Talladega native Brandt Montgomery graduated from the University of Montevallo in 2007. While attending UM, he was president of freshmen forum and student government president during his senior year, as well as president of the Lambda Chi Alpha fraternity.
According to Montgomery, the Episcopal church has a “stereotype of being a ‘rich, white persons’ church,’” which stems from colonial America times.
“It was the church of the aristocratic classes in America. Because of that, in the late 1700s and 1800s, (it was) the slave-owning church,” Montgomery said. “The church is desperately trying to get over that past of being the ‘rich, white persons’ church.’”

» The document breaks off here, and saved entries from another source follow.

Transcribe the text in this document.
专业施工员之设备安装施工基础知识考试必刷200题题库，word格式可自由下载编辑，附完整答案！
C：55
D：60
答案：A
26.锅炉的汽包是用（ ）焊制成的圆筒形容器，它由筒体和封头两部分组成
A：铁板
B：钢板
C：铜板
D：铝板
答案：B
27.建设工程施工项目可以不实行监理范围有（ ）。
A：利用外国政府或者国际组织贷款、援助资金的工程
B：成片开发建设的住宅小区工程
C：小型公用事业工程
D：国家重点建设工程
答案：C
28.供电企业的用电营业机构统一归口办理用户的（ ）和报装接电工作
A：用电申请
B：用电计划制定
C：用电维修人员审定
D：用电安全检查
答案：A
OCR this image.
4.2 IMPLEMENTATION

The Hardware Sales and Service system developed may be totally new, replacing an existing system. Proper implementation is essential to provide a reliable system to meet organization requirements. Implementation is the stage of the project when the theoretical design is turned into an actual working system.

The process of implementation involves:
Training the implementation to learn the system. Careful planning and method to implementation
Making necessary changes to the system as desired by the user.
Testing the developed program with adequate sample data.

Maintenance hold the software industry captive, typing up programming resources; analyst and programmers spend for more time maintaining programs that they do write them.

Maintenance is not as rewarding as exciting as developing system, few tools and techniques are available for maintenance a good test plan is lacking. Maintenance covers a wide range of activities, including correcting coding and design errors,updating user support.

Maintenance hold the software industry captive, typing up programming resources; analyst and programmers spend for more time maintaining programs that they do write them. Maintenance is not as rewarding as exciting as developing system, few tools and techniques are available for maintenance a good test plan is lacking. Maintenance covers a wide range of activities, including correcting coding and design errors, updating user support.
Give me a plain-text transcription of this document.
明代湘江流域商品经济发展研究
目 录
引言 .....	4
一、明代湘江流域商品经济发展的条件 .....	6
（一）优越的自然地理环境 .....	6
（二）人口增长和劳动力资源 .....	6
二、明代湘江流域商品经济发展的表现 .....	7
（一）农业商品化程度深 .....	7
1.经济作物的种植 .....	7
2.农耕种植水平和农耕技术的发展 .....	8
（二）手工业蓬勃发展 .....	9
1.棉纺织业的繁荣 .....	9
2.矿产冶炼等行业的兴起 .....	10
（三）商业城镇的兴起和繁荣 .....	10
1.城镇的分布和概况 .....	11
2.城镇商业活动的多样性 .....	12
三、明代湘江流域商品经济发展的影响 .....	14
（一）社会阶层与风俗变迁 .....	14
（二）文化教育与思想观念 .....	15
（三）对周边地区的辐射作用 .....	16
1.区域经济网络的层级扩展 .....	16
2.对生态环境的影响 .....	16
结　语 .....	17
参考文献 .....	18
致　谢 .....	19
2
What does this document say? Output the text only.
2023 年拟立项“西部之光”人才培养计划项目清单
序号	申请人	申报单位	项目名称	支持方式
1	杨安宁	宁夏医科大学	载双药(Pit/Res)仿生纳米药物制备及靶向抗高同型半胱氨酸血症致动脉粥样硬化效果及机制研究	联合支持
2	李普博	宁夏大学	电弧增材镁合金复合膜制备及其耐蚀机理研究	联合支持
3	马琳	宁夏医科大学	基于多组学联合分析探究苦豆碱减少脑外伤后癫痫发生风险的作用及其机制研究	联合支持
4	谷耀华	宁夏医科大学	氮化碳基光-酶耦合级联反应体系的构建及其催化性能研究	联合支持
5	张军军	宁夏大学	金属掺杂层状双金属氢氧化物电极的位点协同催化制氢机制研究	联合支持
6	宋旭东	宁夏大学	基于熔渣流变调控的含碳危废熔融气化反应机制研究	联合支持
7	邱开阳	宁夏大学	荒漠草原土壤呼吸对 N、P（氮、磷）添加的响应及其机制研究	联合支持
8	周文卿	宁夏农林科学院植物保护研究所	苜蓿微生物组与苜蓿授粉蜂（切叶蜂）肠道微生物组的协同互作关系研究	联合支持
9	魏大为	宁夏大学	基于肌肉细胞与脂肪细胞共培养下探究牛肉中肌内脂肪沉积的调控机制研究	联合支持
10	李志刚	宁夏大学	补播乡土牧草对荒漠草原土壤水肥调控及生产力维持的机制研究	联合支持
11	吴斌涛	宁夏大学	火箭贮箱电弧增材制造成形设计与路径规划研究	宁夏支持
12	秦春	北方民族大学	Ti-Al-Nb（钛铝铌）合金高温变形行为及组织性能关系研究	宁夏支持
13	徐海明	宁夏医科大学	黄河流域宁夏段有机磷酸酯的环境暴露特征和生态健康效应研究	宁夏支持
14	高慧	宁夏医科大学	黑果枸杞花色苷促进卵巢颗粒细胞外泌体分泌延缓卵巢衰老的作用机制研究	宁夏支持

In the dioceses’ 175-year history, only three black priests have been ordained in Alabama.
“My ordination to the priesthood was a historic moment for the life of the diocese,” Montgomery said. “I just hope to do what I can to spread the love of Jesus and say that God loves people, and I love people because God loves me.”
Montgomery was ordained as a deacon in the Episcopal church May 27 at St. Peter’s Episcopal Church in Talladega, which is where he grew up.
Montgomery began to consider a life in the ministry when Rev. Bob Blackwell of St. Peter’s Episcopal started asking the then 14-year-old Montgomery if he considered becoming a priest. At the time, Montgomery planned to become a politician.
“Since the age of 13 or 14, I felt God pushing me away from the political world and into the world of ordained ministry and church for the people of God,” he added. “When I was in my early 20s about to graduate from Montevallo, the idea of ordained ministry was in my mind.”
Montgomery was appointed to Canterbury Episcopal Chapel on the University of Alabama campus July 1. Since the Diocese of Alabama sponsored him, by policy, Montgomery will give two years of service to the church, and he plans to remain at Canterbury Episcopal for the duration.
Montgomery, who was a music performance major at the University of Montevallo, keeps his trumpet handy.
“I’m a jazz person. I’m a big jazz lover, especially late ‘30s, ‘40s and early ‘50s jazz,” he said. “I pick up trumpet and go through jazz heads, which are tunes, and improvise on those tunes. It does a lot to revive my spirit and get me recharged to come back to the ministries of the church.”